Summit Public Schools Snowflake warehouse

These details have not been verified by PyPI

Project links

Homepage

Project description

spswarehouse

1.X Changes

Major Changes

table_utils.upload_to_warehouse has been deprecated. Instead the Warehouse class now has a varietey of native upload_<data> functions that do not require reflecting the target table.
The available Warehouse upload functions are
- Warehouse.upload_df
- Warehouse.upload_google_drive_csv
- Warehouse.upload_google_sheet
- Warehouse.upload_local_csv
Differences between the new upload functions and the old upload_to_warehouse
- These functions take table and schema as two separate arguments instead of reflected_table.
- upload_df does not acccept the sep argument (since the sep argument didn't do anything with dataframes anyways)
- Each function only accepts its listed data type (e.g., upload_df only accepts dataframe, and does not accept csv_filename)
- All other arguments are the same (batch_size, encoding, etc.)
When using table_utils.create_table_stmt and the Warehouse.upload_<data> functions, first, symbols are sanitized to underscores. Then consecutive underscores are collapsed into a single underscore.
- Additionally, it now uses re.compile('[\W_]+') as the basis for replacement, rather than a custom list of symbols (making it consistent with how Summit's Airflow server behaves)
Upgrade to gspread 6.X. The 6.X update of gspread reversed the default argument order of several functions. It's advised that you name arguments instead of relying on position.
The update to SQLAlchemy 2.X significanatly changes how the Warehouse class queries things. The Warehouse class abstracts most of this, but if you were calling Warehouse.engine or Warehouse.conn directly, your code may break.
The helper_ functions were removed from selenium.py.
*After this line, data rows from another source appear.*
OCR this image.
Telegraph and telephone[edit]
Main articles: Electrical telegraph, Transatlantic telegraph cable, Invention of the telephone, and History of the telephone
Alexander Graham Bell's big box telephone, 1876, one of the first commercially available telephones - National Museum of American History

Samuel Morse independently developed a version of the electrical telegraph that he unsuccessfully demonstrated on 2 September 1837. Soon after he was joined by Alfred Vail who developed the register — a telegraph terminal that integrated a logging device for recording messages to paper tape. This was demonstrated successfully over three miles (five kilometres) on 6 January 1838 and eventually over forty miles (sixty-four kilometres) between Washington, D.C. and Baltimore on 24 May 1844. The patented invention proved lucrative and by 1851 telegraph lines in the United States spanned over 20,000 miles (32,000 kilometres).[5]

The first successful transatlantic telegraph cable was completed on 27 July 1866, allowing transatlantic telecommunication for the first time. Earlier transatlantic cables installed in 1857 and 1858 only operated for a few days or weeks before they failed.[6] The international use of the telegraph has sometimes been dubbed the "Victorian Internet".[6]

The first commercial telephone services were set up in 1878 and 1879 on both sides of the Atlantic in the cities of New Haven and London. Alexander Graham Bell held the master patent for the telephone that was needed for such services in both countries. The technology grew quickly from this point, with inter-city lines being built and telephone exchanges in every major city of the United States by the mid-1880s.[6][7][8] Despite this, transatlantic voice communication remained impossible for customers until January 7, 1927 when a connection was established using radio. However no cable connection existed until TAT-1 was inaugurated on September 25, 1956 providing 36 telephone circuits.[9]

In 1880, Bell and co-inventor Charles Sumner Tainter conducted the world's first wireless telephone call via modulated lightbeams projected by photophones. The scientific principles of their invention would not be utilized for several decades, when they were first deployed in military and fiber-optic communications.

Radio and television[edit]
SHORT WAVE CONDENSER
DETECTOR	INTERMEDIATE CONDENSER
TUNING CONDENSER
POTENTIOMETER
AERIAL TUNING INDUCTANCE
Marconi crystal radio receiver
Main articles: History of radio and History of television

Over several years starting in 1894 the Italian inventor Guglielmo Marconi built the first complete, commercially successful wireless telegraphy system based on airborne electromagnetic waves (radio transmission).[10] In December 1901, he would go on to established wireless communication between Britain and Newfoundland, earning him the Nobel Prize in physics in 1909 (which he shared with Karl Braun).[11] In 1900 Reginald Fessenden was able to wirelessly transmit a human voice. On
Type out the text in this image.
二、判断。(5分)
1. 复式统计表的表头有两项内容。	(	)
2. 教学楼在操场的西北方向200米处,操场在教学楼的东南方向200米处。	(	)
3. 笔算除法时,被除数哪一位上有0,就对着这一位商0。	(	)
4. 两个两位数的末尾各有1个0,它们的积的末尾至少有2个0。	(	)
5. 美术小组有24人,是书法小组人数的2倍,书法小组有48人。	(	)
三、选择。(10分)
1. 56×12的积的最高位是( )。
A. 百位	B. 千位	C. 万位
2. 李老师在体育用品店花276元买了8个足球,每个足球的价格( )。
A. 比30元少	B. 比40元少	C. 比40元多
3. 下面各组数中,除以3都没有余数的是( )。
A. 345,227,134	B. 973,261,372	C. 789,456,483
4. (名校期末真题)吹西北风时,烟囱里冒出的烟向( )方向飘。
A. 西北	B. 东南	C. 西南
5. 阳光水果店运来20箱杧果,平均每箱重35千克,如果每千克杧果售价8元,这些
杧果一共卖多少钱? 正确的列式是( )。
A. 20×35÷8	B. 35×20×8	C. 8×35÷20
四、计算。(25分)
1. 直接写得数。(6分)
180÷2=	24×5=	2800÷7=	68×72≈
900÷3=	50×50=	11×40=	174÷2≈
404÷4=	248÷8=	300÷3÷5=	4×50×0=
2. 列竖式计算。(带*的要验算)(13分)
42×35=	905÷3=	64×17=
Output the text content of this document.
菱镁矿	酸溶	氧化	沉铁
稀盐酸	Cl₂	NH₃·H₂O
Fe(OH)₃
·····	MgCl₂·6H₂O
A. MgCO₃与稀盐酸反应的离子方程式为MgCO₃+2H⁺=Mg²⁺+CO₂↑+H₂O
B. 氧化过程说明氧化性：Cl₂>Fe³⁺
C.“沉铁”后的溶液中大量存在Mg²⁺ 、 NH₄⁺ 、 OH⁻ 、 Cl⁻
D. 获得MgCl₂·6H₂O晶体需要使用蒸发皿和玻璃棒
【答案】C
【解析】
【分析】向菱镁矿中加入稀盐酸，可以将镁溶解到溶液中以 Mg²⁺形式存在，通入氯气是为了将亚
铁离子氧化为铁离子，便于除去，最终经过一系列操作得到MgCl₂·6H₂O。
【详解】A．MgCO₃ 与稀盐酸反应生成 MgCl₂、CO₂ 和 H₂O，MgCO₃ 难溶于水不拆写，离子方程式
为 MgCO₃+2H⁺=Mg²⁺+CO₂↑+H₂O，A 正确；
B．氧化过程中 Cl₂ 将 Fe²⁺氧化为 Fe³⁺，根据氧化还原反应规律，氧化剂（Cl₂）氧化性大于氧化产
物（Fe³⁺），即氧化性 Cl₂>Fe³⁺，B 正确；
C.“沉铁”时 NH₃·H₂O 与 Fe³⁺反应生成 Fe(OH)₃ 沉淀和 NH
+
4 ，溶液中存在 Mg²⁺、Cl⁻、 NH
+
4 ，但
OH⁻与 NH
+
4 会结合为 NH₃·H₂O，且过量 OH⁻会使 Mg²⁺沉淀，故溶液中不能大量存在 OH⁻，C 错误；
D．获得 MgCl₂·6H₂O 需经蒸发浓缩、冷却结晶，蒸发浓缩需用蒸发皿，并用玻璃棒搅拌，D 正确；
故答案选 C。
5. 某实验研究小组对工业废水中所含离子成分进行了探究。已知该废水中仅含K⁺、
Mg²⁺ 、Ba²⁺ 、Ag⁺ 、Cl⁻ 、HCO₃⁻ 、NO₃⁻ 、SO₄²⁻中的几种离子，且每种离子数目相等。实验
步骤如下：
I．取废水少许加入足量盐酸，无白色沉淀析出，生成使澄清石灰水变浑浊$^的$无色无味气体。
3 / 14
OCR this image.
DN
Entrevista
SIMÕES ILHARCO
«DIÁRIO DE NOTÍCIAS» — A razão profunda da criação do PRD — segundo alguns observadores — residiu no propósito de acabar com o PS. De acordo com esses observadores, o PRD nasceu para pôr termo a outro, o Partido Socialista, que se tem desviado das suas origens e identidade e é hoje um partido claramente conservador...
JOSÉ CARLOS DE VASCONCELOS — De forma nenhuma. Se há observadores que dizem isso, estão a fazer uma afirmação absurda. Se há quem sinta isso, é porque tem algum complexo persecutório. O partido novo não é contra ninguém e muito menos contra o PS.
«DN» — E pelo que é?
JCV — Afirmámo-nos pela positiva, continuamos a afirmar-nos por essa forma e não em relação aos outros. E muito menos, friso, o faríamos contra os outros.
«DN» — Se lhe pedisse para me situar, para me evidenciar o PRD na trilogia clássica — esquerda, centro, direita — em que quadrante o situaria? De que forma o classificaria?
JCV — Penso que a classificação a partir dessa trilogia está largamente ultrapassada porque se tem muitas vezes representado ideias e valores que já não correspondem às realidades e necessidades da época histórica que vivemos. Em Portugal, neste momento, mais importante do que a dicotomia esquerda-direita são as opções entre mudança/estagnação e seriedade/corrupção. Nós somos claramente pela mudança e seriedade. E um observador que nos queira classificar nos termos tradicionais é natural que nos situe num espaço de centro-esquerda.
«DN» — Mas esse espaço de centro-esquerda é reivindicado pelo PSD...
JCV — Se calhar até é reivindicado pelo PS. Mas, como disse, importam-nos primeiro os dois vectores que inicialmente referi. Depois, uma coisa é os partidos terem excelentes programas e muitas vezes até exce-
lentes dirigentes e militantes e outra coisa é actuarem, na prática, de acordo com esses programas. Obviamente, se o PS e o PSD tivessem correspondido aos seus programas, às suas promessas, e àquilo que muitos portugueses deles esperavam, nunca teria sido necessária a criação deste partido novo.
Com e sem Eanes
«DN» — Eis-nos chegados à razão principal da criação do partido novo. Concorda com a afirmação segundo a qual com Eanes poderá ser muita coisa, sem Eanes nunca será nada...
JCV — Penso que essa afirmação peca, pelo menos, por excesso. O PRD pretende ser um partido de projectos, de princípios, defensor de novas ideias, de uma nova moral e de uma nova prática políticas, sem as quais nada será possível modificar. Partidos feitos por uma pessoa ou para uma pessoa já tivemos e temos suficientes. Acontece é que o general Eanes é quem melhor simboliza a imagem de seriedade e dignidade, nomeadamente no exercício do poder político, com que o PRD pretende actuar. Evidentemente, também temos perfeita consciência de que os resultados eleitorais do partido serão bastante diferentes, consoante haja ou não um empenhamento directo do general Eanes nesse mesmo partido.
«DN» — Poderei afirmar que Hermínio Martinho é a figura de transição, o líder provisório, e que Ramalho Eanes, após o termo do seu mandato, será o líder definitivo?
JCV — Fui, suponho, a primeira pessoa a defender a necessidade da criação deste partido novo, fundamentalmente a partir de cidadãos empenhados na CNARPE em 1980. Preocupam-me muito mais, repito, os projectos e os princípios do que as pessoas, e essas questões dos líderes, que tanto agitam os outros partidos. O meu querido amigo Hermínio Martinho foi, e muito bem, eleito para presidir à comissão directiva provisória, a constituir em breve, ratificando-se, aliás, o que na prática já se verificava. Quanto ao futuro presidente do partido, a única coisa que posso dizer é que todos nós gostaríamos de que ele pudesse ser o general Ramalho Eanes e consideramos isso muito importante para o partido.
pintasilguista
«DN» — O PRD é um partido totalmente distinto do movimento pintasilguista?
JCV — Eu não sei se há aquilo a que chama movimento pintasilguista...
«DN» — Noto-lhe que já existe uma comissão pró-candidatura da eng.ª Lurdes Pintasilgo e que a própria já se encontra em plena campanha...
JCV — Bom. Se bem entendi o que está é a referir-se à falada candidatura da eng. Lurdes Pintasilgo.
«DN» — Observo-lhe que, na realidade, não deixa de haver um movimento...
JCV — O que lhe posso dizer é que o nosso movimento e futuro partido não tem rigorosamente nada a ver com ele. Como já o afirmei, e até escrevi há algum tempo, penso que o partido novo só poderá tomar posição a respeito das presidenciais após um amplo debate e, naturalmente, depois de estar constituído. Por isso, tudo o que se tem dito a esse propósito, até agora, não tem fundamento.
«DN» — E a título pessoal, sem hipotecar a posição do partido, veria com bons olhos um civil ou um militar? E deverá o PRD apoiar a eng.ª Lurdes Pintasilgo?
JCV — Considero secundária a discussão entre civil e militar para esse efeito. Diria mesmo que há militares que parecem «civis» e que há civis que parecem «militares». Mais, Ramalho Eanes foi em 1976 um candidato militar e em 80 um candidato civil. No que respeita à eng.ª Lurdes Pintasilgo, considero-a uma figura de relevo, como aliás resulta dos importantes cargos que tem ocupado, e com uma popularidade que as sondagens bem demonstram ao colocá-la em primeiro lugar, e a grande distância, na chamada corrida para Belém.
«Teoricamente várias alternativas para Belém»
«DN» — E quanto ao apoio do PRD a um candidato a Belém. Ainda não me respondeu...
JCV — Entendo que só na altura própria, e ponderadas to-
Simply remove the helper_ prefix from the function name to fix.

Minor changes

Most likely, you were upgraded to numpy>=2.0.0 as part of the package update, which may break some minor things.
You know longer have to manually install requirements; the requirements install is built into the spswarehouse install

Prerequisites

Anaconda & Python 3
Jupyter Notebook

Installation

To install, run: pip install spswarehouse
- This can be done from Anaconda Prompt from the Start Menu.
Locate the install directory by running: pip show pip | grep "Location:" | cut -d " " -f2
- If this doesn't work, run pip show pip, then look at the line "Location:".
- Take note of the install directory for the "Set up credentials" step.

The files referred to in this README are in <install-directory>/spswarehouse/.

Updating to new version

When a new version of spswarehouse is released, there are two steps:

pip install --upgrade spswarehouse
Redo the "Set up dependencies" section.

Set up credentials

Navigate to the install directory.
- The default directory where this module is installed is Users\<your name>\Anaconda3\Lib\site-packages\spswarehouse.
- If you are using a custom environment, the directory will probably be Users\<your name>\Anaconda3\envs\<env name>\Lib\site-packages\spswarehouse.
Copy the credentials.py.template file to credentials.py.
Fill in credentials.py with the warehouse information and the Google Service Account information provided by your technical admin.

Snowflake

This allows you to access the Snowflake data warehouse.

Fill in your Snowflake user and password credentials between quotation marks.

Google

This allows you to access your Google Apps.

Fill in all the blank fields in google_config.service_account. See Developer Notes below if you need to generate credentials.

Usage

Snowflake

Your Snowflake connection is configured in credentials.py (see above).

Snowflake access is implemented in by Warehouse. You can:

Read data using read_sql()
Reflect a table using reflect_table()
Run a SQL command using execute()

Uploading data

From Jupyter Notebook, open snowflake-upload-example.ipynb for a basic example.

Column types

create_table_stmt() will try to guess column types when given a DataFrame, CSV file, or Google Sheet.

If you want to explicitly name and type your columns, you can pass in the columns argument instead.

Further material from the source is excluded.